Once this is done, 4 files are saved under /etc/letsencrypt/live/domain.com/

These should be:

cert.pem (Your certificate)
chain.pem
privatekey.pem (Your private key)
fullchain.pem (cert.pem and chain.pem combined)

Now, for haproxy, we need to combine 3 files, cert.pem, chain.pem and privatekey.pem, we can do that by combining fullchain.pem & privatekey.pem. You need to create a directory under /etc/haproxy/certs and then put the file in there. You can do that as following:

# create the directory
mkdir /etc/haproxy/certs

# Combine two files into one in one line
DOMAIN='domain.com' sudo -E bash -c 'cat /etc/letsencrypt/live/$DOMAIN/fullchain.pem /etc/letsencrypt/live/$DOMAIN/privkey.pem > /etc/haproxy/certs/$DOMAIN.pem'

# replace domain.com with each of your domain.

Now, we have the pem file ready to be used on haproxy frontend. To use, you may first edit the haproxy.cfg file, create a new section for frontend https, and use the certificate. An example is given below

frontend main_https
    bind *:443 ssl crt /etc/haproxy/certs/domain.com.pem
    reqadd X-Forwarded-Proto:\ https
    option http-server-close
    option forwardfor
    default_backend app-main

Once the https section is done, you may now want to force the http section to forward to https, you can do as following:

frontend main
    bind *:80
    redirect scheme https code 301 if !{ ssl_fc }
    option http-server-close
    option forwardfor

You should be all set now using Let’s Encrypt with your Haproxy in the frontend.

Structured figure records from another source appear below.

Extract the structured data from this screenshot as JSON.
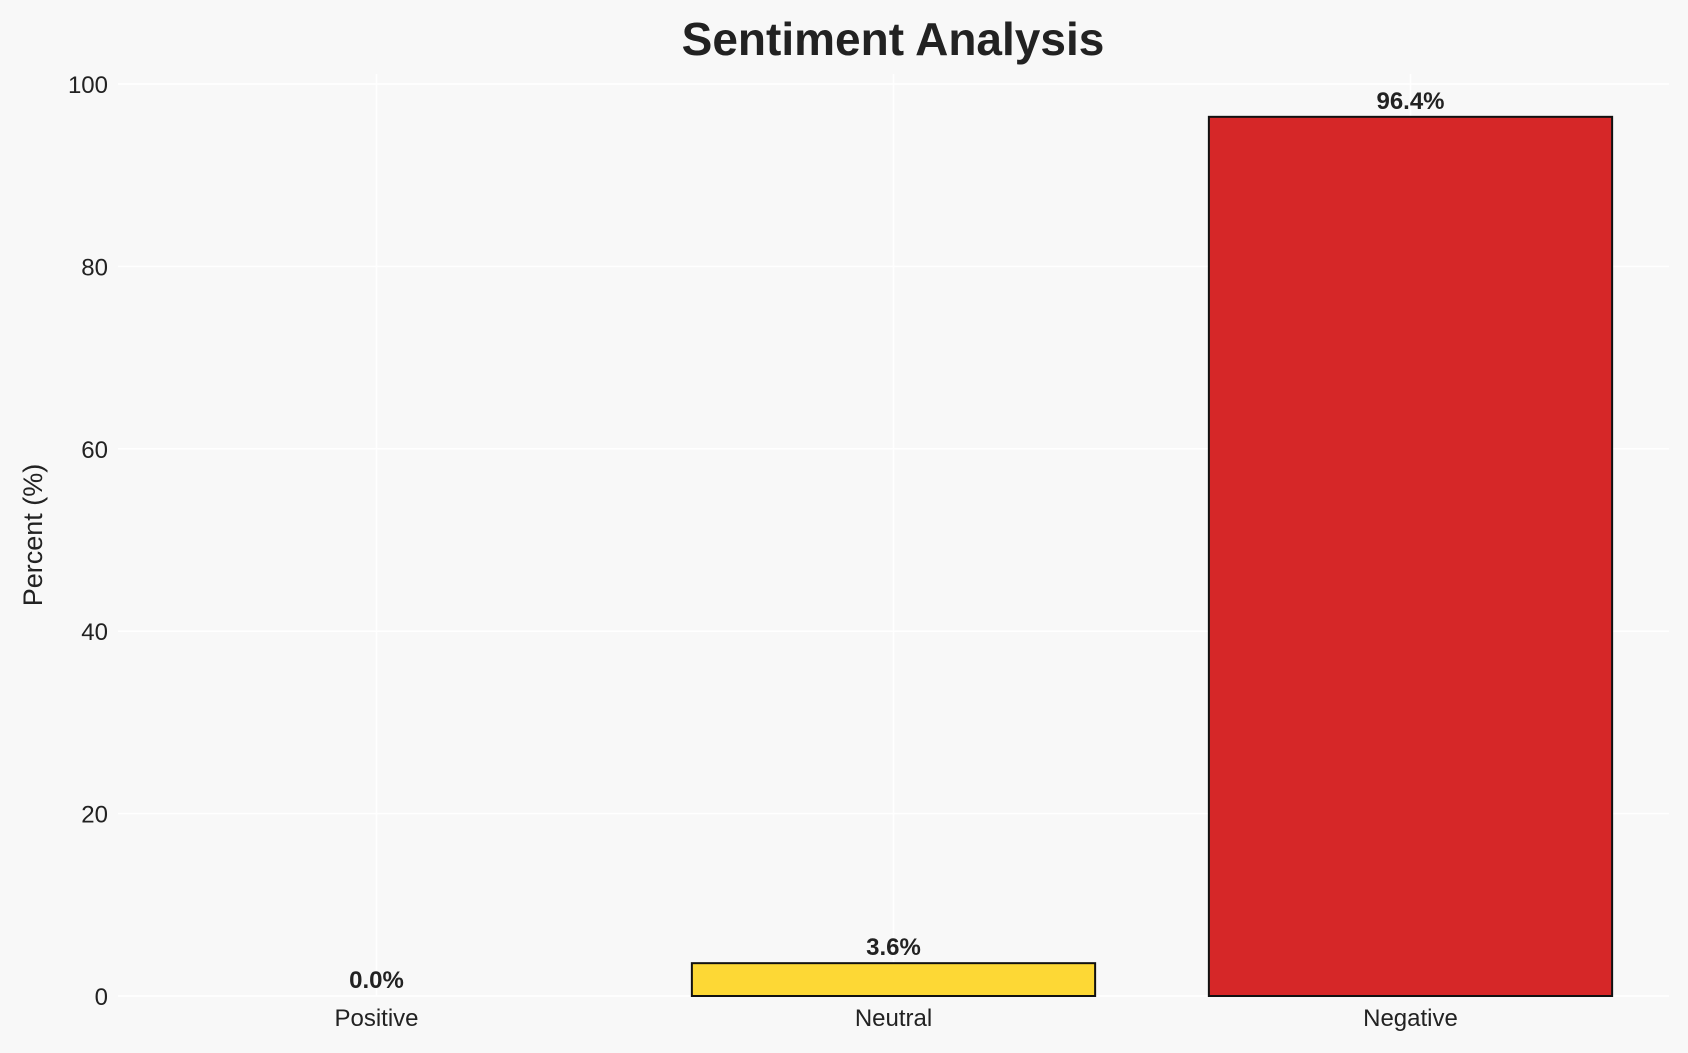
{
  "chart_data": {
    "type": "bar",
    "title": "Sentiment Analysis",
    "xlabel": "",
    "ylabel": "Percent (%)",
    "categories": [
      "Positive",
      "Neutral",
      "Negative"
    ],
    "values": [
      0.0,
      3.6,
      96.4
    ],
    "data_labels": [
      "0.0%",
      "3.6%",
      "96.4%"
    ],
    "colors": [
      "#2ca02c",
      "#fdd835",
      "#d62728"
    ],
    "ylim": [
      0,
      100
    ],
    "yticks": [
      0,
      20,
      40,
      60,
      80,
      100
    ],
    "grid": true
  }
}
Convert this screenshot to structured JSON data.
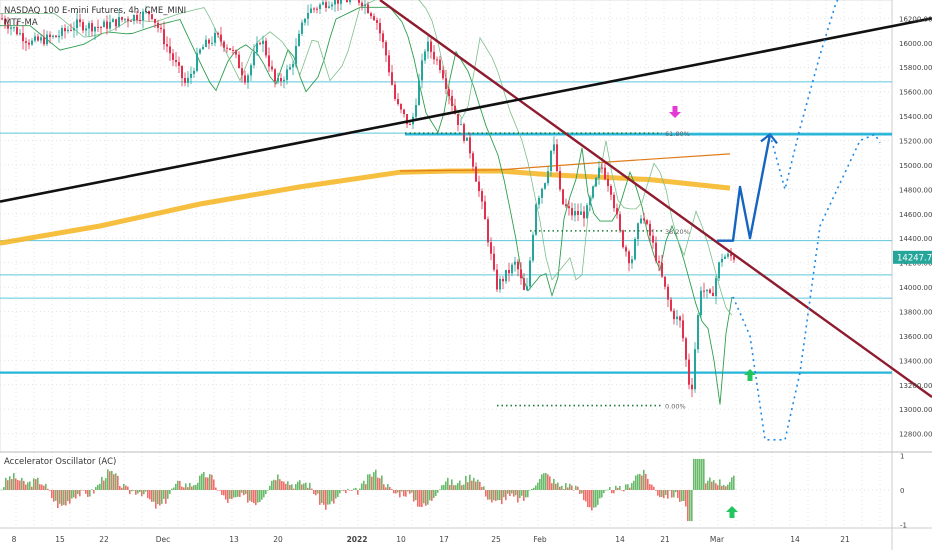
{
  "header": {
    "symbol_line": "NASDAQ 100 E-mini Futures, 4h, CME_MINI",
    "indicator_label": "MTF-MA"
  },
  "price_axis": {
    "ticks": [
      "16200.00",
      "16000.00",
      "15800.00",
      "15600.00",
      "15400.00",
      "15200.00",
      "15000.00",
      "14800.00",
      "14600.00",
      "14400.00",
      "14200.00",
      "14000.00",
      "13800.00",
      "13600.00",
      "13400.00",
      "13200.00",
      "13000.00",
      "12800.00"
    ],
    "current_price_label": "14247.75",
    "current_price_color": "#26a69a"
  },
  "osc_axis": {
    "ticks": [
      "1",
      "0",
      "-1"
    ]
  },
  "time_axis": {
    "ticks": [
      "8",
      "15",
      "22",
      "Dec",
      "13",
      "20",
      "2022",
      "10",
      "17",
      "25",
      "Feb",
      "14",
      "21",
      "Mar",
      "14",
      "21"
    ]
  },
  "oscillator": {
    "title": "Accelerator Oscillator (AC)"
  },
  "annotations": {
    "fib_top": "61.80%",
    "fib_mid": "38.20%",
    "fib_bottom": "0.00%"
  },
  "colors": {
    "candle_up": "#26a69a",
    "candle_down": "#e2314e",
    "horizontal_line": "#5ec6db",
    "horizontal_line_thick": "#26b6d8",
    "projection": "#1565c0",
    "dotted_projection": "#1e88e5",
    "downtrend_line": "#8e1b2e",
    "long_trend_line": "#111111",
    "ma_slow": "#f5b82a",
    "ma_mid": "#e07b1a",
    "fib_dots": "#1b7a3a",
    "arrow_up": "#22c55e",
    "arrow_down": "#e33ad6"
  },
  "chart_data": {
    "type": "candlestick",
    "title": "NASDAQ 100 E-mini Futures, 4h, CME_MINI",
    "y_range": [
      12650,
      16350
    ],
    "close_path": [
      [
        0,
        16200
      ],
      [
        30,
        16000
      ],
      [
        55,
        16050
      ],
      [
        75,
        16150
      ],
      [
        100,
        16130
      ],
      [
        125,
        16200
      ],
      [
        150,
        16250
      ],
      [
        170,
        15900
      ],
      [
        185,
        15650
      ],
      [
        200,
        15950
      ],
      [
        215,
        16050
      ],
      [
        230,
        15950
      ],
      [
        245,
        15700
      ],
      [
        260,
        16050
      ],
      [
        275,
        15650
      ],
      [
        290,
        15800
      ],
      [
        305,
        16250
      ],
      [
        330,
        16350
      ],
      [
        360,
        16350
      ],
      [
        375,
        16200
      ],
      [
        385,
        15900
      ],
      [
        395,
        15500
      ],
      [
        410,
        15300
      ],
      [
        425,
        16000
      ],
      [
        440,
        15800
      ],
      [
        455,
        15400
      ],
      [
        470,
        15100
      ],
      [
        485,
        14500
      ],
      [
        495,
        14000
      ],
      [
        505,
        14100
      ],
      [
        515,
        14200
      ],
      [
        525,
        13900
      ],
      [
        535,
        14700
      ],
      [
        545,
        14900
      ],
      [
        552,
        15200
      ],
      [
        560,
        14700
      ],
      [
        570,
        14600
      ],
      [
        585,
        14600
      ],
      [
        600,
        15000
      ],
      [
        610,
        14800
      ],
      [
        620,
        14400
      ],
      [
        630,
        14200
      ],
      [
        640,
        14600
      ],
      [
        650,
        14400
      ],
      [
        660,
        14100
      ],
      [
        670,
        13800
      ],
      [
        680,
        13700
      ],
      [
        690,
        13100
      ],
      [
        695,
        13600
      ],
      [
        700,
        14000
      ],
      [
        710,
        13900
      ],
      [
        720,
        14250
      ],
      [
        733,
        14248
      ]
    ],
    "horizontal_levels": [
      15680,
      15260,
      15250,
      14380,
      14100,
      13910,
      13300
    ],
    "fib_levels": [
      {
        "label": "61.80%",
        "price": 15260
      },
      {
        "label": "38.20%",
        "price": 14460
      },
      {
        "label": "0.00%",
        "price": 13030
      }
    ],
    "ma_slow_path": [
      [
        0,
        14360
      ],
      [
        100,
        14500
      ],
      [
        200,
        14680
      ],
      [
        300,
        14820
      ],
      [
        400,
        14940
      ],
      [
        450,
        14950
      ],
      [
        500,
        14950
      ],
      [
        550,
        14920
      ],
      [
        650,
        14880
      ],
      [
        730,
        14810
      ]
    ],
    "ma_mid_path": [
      [
        400,
        14950
      ],
      [
        500,
        14960
      ],
      [
        600,
        15020
      ],
      [
        730,
        15090
      ]
    ],
    "downtrend_line": {
      "from": [
        380,
        16350
      ],
      "to": [
        932,
        13100
      ]
    },
    "long_trend_line": {
      "from": [
        0,
        14700
      ],
      "to": [
        932,
        16200
      ]
    },
    "projection": [
      [
        717,
        14380
      ],
      [
        733,
        14380
      ],
      [
        740,
        14820
      ],
      [
        750,
        14400
      ],
      [
        770,
        15250
      ]
    ],
    "dotted_projection_a": [
      [
        733,
        13920
      ],
      [
        750,
        13600
      ],
      [
        765,
        12750
      ],
      [
        785,
        12750
      ],
      [
        800,
        13300
      ],
      [
        820,
        14500
      ],
      [
        860,
        15200
      ],
      [
        875,
        15250
      ],
      [
        880,
        15180
      ]
    ],
    "dotted_projection_b": [
      [
        770,
        15250
      ],
      [
        785,
        14800
      ],
      [
        800,
        15300
      ],
      [
        820,
        15900
      ],
      [
        835,
        16300
      ],
      [
        845,
        16500
      ]
    ],
    "oscillator_range": [
      -1.1,
      1.1
    ]
  }
}
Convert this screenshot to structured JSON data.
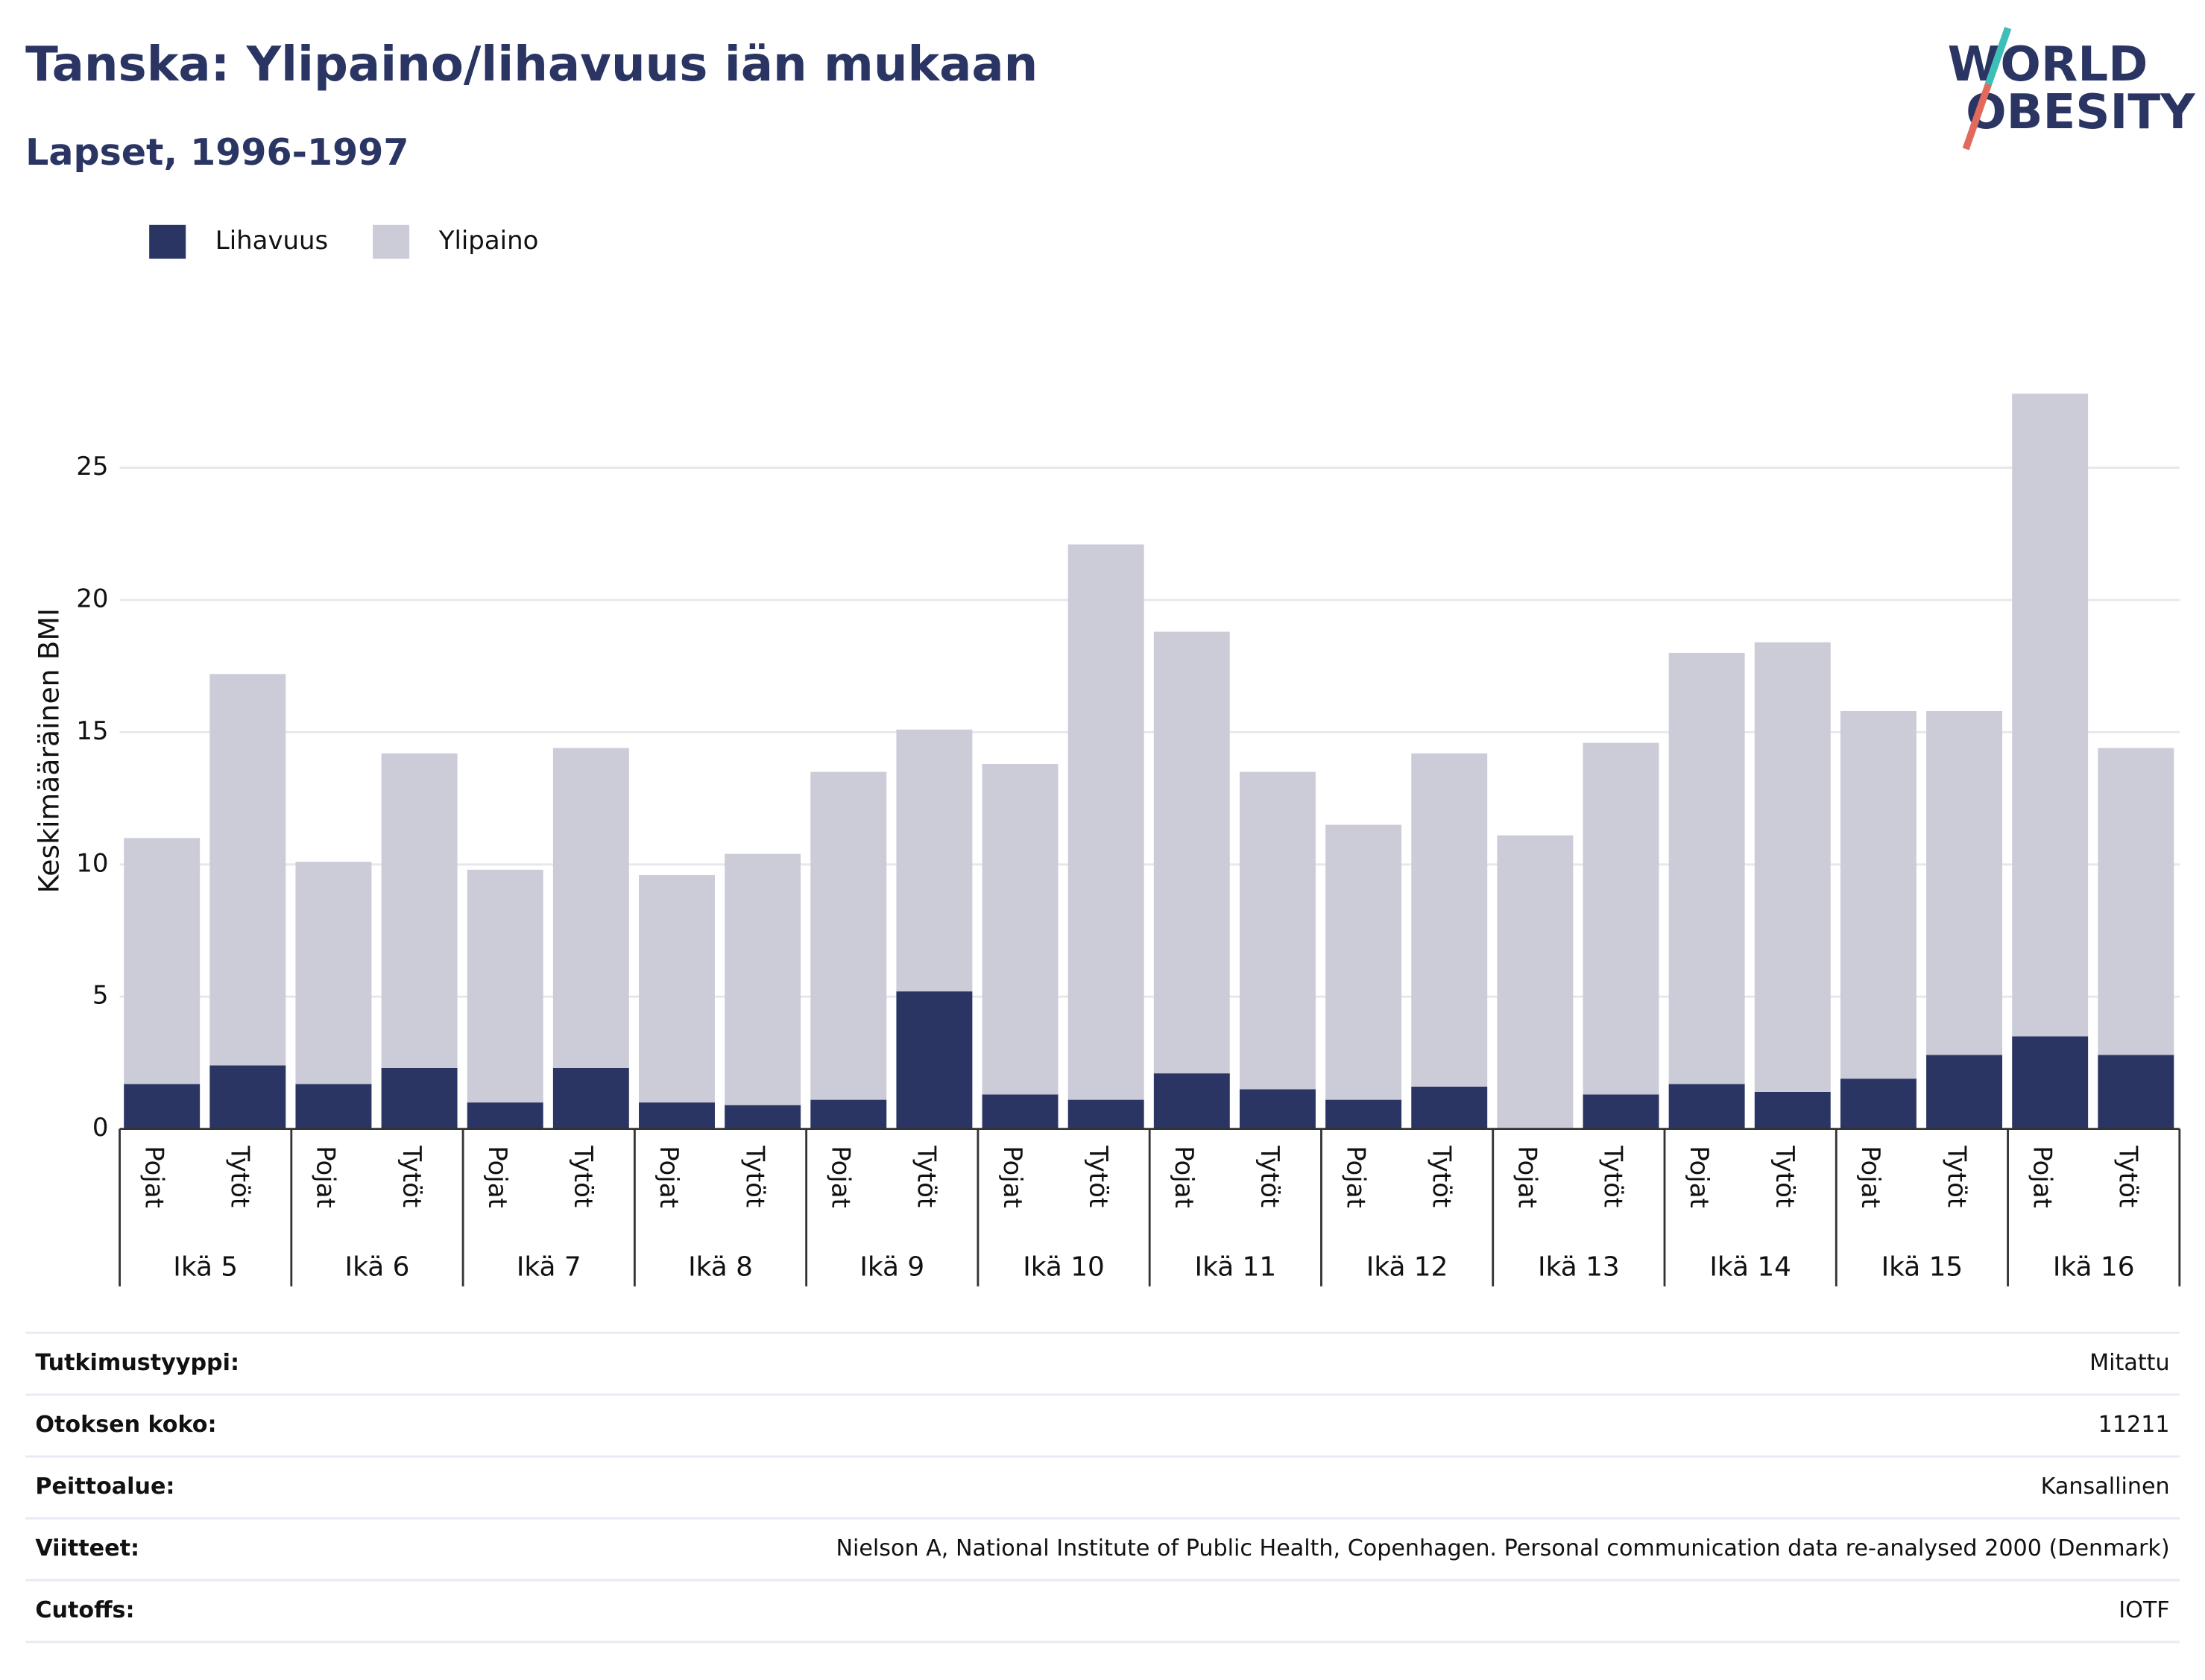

How to Make Cloudflare Work with HAProxy for TLS Termination

Remember:
This is a part of dirty hack series. This is not the only way you can achieve what we want to achieve. But this is only used when you can trust the connections between your HAProxy and the Origin servers. Otherwise, you should not use this technique.

One common problem with using HAProxy and Cloudflare is that, the SSL that Cloudflare gives us, it gets terminated at HAProxy on L7 load balancer. For such cases, Cloudflare can not verify the Origin server and drops the connection. For such cases, your HAProxy will not work. What would you do for such cases? There are two ways to do this.

First one is, Cloudflare gives you a origin certificate, that you can install at HAProxy. I won’t dig into deep into this in this blog post.

But if you can trust your connections between HAProxy and backend Origin servers, as well as the connections between Cloudflare and HAproxy, you can choose the second one. For this case, Cloudflare allows you to Encrypt only the connections between the Visitors and Cloudflare. It won’t matter what you are doing behind the Cloudflare. This option is called ‘Flexible’ option, that you can select from your Cloudflare >> SSL/TLS tab.

Fix TLS Termination by HAProxy with Flexible Encryption Mode of Cloudflare

Once you set this to Flexible, this should start working ASAP. Remember, this is not essentially the best way to do this, but the quickest way only if load balancing is more important to you instead the data integrity.